The VA also negotiates the cost of drugs with the private-sector, for-profit drug industry. The Los Angeles Times reports, “the VA pays 40% less for drugs than Medicare.” In fact, if Trump and/or Congress allowed Medicare to negotiate drug prices too, the savings could be about $30 billion annually.
Back to Bill Moyers: “Nonetheless, as Alicia Mundy points out in a recent Washington Monthly piece, the VA system still did quite well by most measures. An analysis done for the VA in 2010 found that nearly all the studies comparing the quality of VA care with its counterparts in the private and public sector found that the VA provided care that was as good or better than what was available in its competitors.”
The New York Review of Books says, “Privatization means that a public service is taken over by a for-profit business, whose highest goal is profit. Investors expect a profit when a business moves into a new venture. The new corporation operating the hospital or the prison or the fire department (or the school) cuts costs by every means to increase profits. …

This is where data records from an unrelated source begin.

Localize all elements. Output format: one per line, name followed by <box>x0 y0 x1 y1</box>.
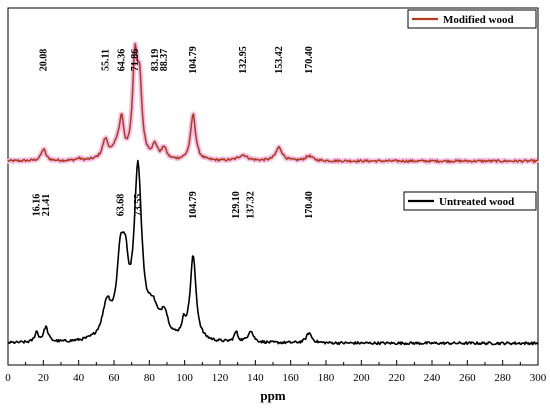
x-axis: 0 20 40 60 80 100 120 140 160 180 200 220 240 260 280 3… <box>5 360 547 384</box>
peak-label: 63.68 <box>116 194 127 217</box>
x-tick-label: 300 <box>530 372 547 384</box>
x-tick-label: 40 <box>73 372 85 384</box>
legend-box <box>407 9 537 29</box>
legend-label-modified-wood: Modified wood <box>443 14 514 26</box>
peak-label: 170.40 <box>304 46 315 74</box>
legend-label-untreated-wood: Untreated wood <box>439 196 514 208</box>
x-tick-label: 60 <box>109 372 121 384</box>
x-tick-label: 120 <box>212 372 229 384</box>
peak-label: 21.41 <box>41 194 52 217</box>
x-tick-label: 140 <box>247 372 264 384</box>
peak-label: 73.55 <box>133 194 144 217</box>
peak-label: 137.32 <box>246 191 257 219</box>
x-tick-label: 260 <box>459 372 476 384</box>
peak-label: 104.79 <box>188 191 199 219</box>
x-tick-label: 220 <box>388 372 405 384</box>
legend-untreated-wood: Untreated wood <box>403 191 537 211</box>
x-tick-label: 20 <box>38 372 50 384</box>
series-line-modified-wood <box>7 43 539 163</box>
x-axis-title: ppm <box>260 388 285 403</box>
x-tick-label: 200 <box>353 372 370 384</box>
peak-label: 20.08 <box>38 49 49 72</box>
plot-frame <box>7 7 539 366</box>
x-tick-label: 180 <box>318 372 335 384</box>
peak-label: 104.79 <box>188 46 199 74</box>
peak-label: 153.42 <box>274 46 285 74</box>
peak-label: 170.40 <box>304 191 315 219</box>
x-tick-label: 280 <box>494 372 511 384</box>
peak-label: 55.11 <box>100 49 111 71</box>
series-line-untreated-wood <box>7 159 539 346</box>
legend-modified-wood: Modified wood <box>407 9 537 29</box>
peak-label: 83.19 <box>150 49 161 72</box>
x-tick-label: 80 <box>144 372 156 384</box>
peak-label: 64.36 <box>117 49 128 72</box>
series-shade-modified-wood <box>6 41 540 165</box>
peak-label: 132.95 <box>238 46 249 74</box>
peak-label: 71.86 <box>130 49 141 72</box>
peak-label: 129.10 <box>231 191 242 219</box>
x-tick-label: 100 <box>176 372 193 384</box>
x-tick-label: 240 <box>424 372 441 384</box>
legend-box <box>403 191 537 211</box>
peak-label: 88.37 <box>159 49 170 72</box>
x-tick-label: 0 <box>5 372 11 384</box>
x-tick-label: 160 <box>282 372 299 384</box>
peak-label: 16.16 <box>32 194 43 217</box>
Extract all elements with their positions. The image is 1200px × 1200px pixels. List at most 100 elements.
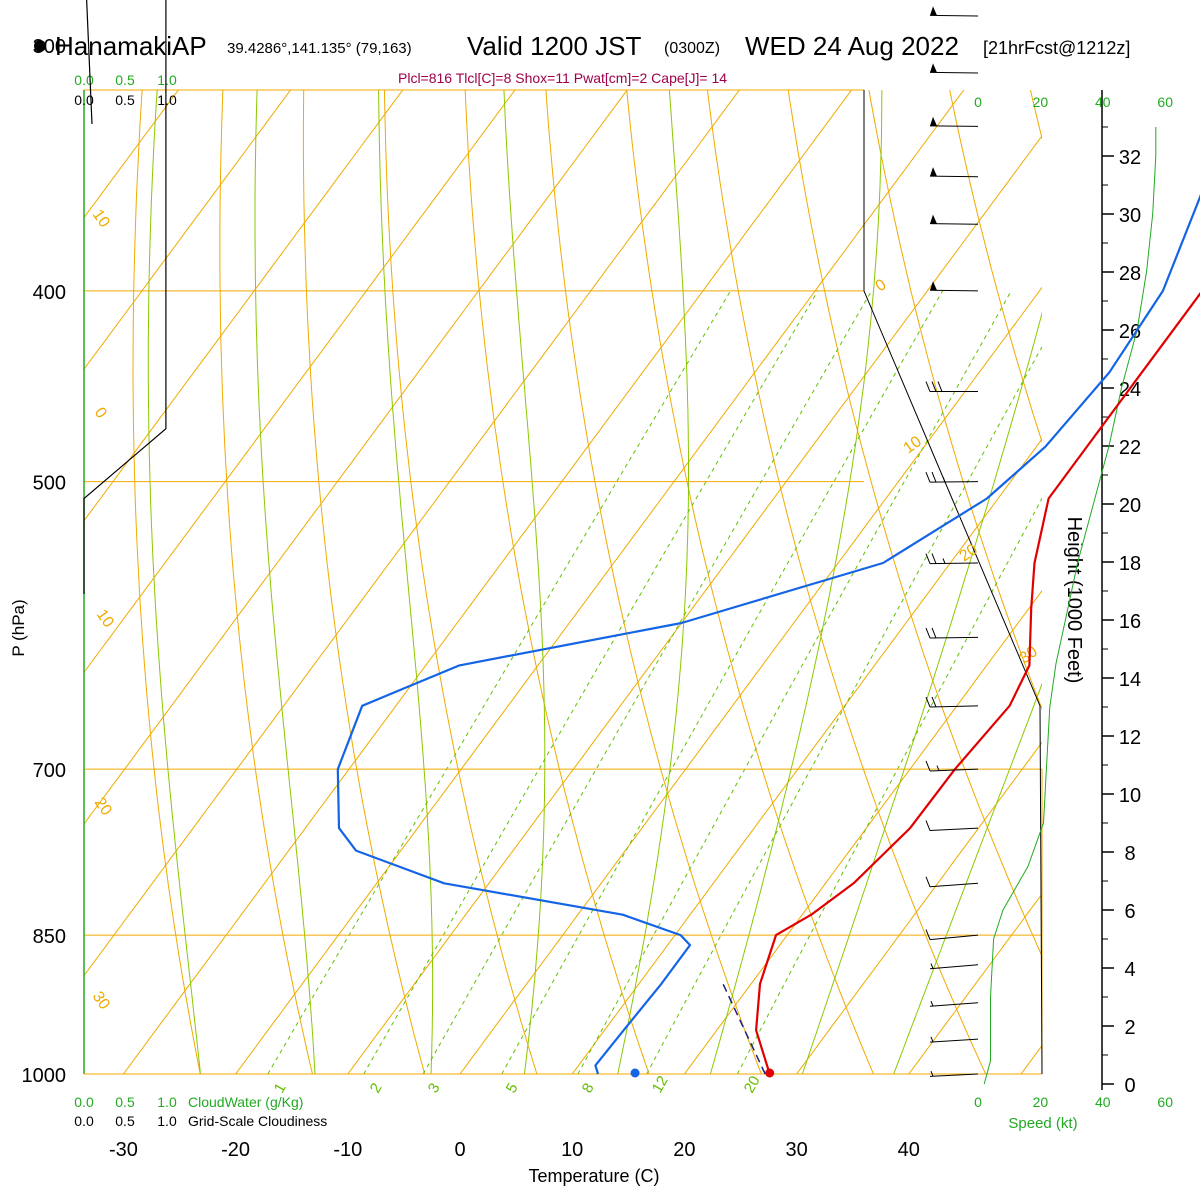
wind-barb-pennant — [930, 167, 937, 177]
mixing-ratio-line — [501, 290, 944, 1074]
cloud-water-label: CloudWater (g/Kg) — [188, 1094, 303, 1110]
mixing-ratio-line — [267, 290, 731, 1074]
wind-barb — [925, 876, 979, 888]
upper-boundary-line — [863, 290, 1043, 1075]
height-tick-label: 20 — [1119, 495, 1141, 517]
wind-barb-staff — [929, 175, 979, 178]
speed-axis-label: Speed (kt) — [1008, 1115, 1077, 1132]
speed-tick-bottom: 60 — [1157, 1094, 1173, 1110]
wind-barb-full — [925, 627, 931, 639]
wind-barb-full — [925, 929, 931, 940]
wind-barb-pennant — [930, 63, 937, 73]
isotherm-label: 30 — [89, 989, 113, 1013]
wind-barb — [925, 471, 979, 483]
dry-adiabat-line — [706, 90, 987, 1074]
temperature-tick-label: 30 — [785, 1139, 807, 1161]
wind-barb-full — [925, 696, 931, 708]
wind-barb — [925, 820, 979, 832]
isotherm-line — [908, 893, 1042, 1074]
pressure-tick-label: 850 — [33, 926, 66, 948]
valid-time-utc: (0300Z) — [664, 40, 721, 57]
wind-barb-half — [936, 765, 940, 771]
wind-barb — [929, 963, 979, 970]
wind-barb-staff — [929, 71, 979, 74]
wind-barb — [929, 281, 979, 292]
wind-barb-staff — [929, 223, 979, 225]
wind-barb-staff — [929, 768, 979, 772]
pressure-tick-label: 400 — [33, 282, 66, 304]
wind-barb-staff — [929, 1038, 979, 1043]
isotherm-line — [84, 90, 516, 674]
speed-tick-top: 40 — [1095, 94, 1111, 110]
temperature-tick-label: -30 — [109, 1139, 138, 1161]
wind-barb-full — [925, 553, 931, 564]
surface-dewpoint-marker — [630, 1068, 640, 1078]
wind-barb-half — [930, 963, 934, 969]
height-tick-label: 2 — [1124, 1017, 1135, 1039]
speed-tick-bottom: 20 — [1033, 1094, 1049, 1110]
dry-adiabat-line — [545, 90, 762, 1074]
wind-barb-staff — [929, 562, 979, 565]
wind-barb-full — [931, 471, 937, 483]
temperature-tick-label: 0 — [454, 1139, 465, 1161]
isotherm-line — [235, 90, 965, 1074]
wind-barb-full — [925, 471, 931, 483]
x-axis-label: Temperature (C) — [528, 1166, 659, 1186]
y-axis-label: P (hPa) — [9, 599, 28, 656]
wind-barb-staff — [929, 1002, 979, 1007]
moist-adiabat-line — [503, 90, 546, 1074]
wind-barb — [925, 696, 979, 708]
dry-adiabat-line — [1134, 0, 1200, 1116]
isotherm-line — [1020, 1044, 1042, 1074]
forecast-cycle: [21hrFcst@1212z] — [983, 38, 1131, 58]
isotherm-label: 20 — [91, 795, 115, 819]
wind-barb-staff — [929, 827, 979, 832]
mixing-ratio-label: 5 — [503, 1080, 522, 1096]
height-tick-label: 10 — [1119, 785, 1141, 807]
cloudiness-tick-top: 0.5 — [115, 92, 135, 108]
wind-barb-pennant — [930, 214, 937, 224]
wind-barb-full — [925, 820, 931, 831]
cloudiness-tick-bottom: 1.0 — [157, 1113, 177, 1129]
wind-barb-staff — [929, 481, 979, 483]
wind-barb-full — [937, 381, 943, 392]
wind-barb-full — [925, 876, 931, 887]
temperature-tick-label: 20 — [673, 1139, 695, 1161]
moist-adiabat-line — [893, 682, 1042, 1074]
wind-barb-full — [931, 381, 937, 392]
mixing-ratio-label: 8 — [579, 1080, 598, 1096]
pressure-tick-label: 1000 — [22, 1065, 67, 1087]
dry-adiabat-line — [464, 90, 650, 1074]
height-tick-label: 28 — [1119, 263, 1141, 285]
speed-tick-bottom: 40 — [1095, 1094, 1111, 1110]
cloud-water-tick-top: 0.5 — [115, 72, 135, 88]
dry-adiabat-line — [868, 90, 1042, 711]
dry-adiabat-line — [1029, 90, 1042, 141]
height-tick-label: 14 — [1119, 669, 1141, 691]
height-tick-label: 18 — [1119, 553, 1141, 575]
speed-tick-bottom: 0 — [974, 1094, 982, 1110]
isotherm-line — [84, 90, 740, 977]
wind-barb — [925, 553, 979, 565]
wind-barb — [925, 929, 979, 941]
wind-barb — [929, 6, 979, 17]
wind-barb — [925, 627, 979, 639]
wind-barb — [929, 167, 979, 178]
parcel-path-line — [722, 983, 766, 1075]
isotherm-label: 10 — [901, 433, 925, 457]
cloudiness-tick-top: 0.0 — [74, 92, 94, 108]
mixing-ratio-label: 3 — [425, 1080, 444, 1096]
wind-speed-profile-line — [983, 127, 1157, 1085]
wind-barb-staff — [929, 636, 979, 639]
wind-barb-half — [930, 1000, 934, 1007]
dry-adiabat-line — [787, 90, 1042, 958]
mixing-ratio-label: 12 — [649, 1073, 672, 1096]
isotherm-label: 10 — [89, 207, 113, 231]
temperature-tick-label: 10 — [561, 1139, 583, 1161]
moist-adiabat-line — [801, 311, 1042, 1074]
isotherm-line — [84, 90, 628, 825]
height-tick-label: 16 — [1119, 611, 1141, 633]
wind-barb-pennant — [930, 116, 937, 126]
isotherm-line — [0, 0, 103, 1074]
wind-barb-staff — [929, 1073, 979, 1077]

“For the past fifteen years, the nation’s public schools have been a prime target for privatization. Unbeknownst to the public, those who would privatize the public schools call themselves ‘reformers’ to disguise their goal. Who could be opposed to ‘reform’? These days, those who call themselves ‘education reformers’ are likely to be hedge fund managers, entrepreneurs, and billionaires, not educators. The ‘reform’ movement loudly proclaims the failure of American public education and seeks to turn public dollars over to entrepreneurs, corporate chains, mom-and-pop operations, religious organizations, and almost anyone else who wants to open a school.”
It’s already happening to our public schools; it can happen to the Veterans Administration too. I don’t want some greedy SOB like Donald Trump to destroy the quality of VA medical care.
Lloyd Lofthouse is a former U.S. Marine, Vietnam Veteran, retired public school teacher, journalist, and award-winning author.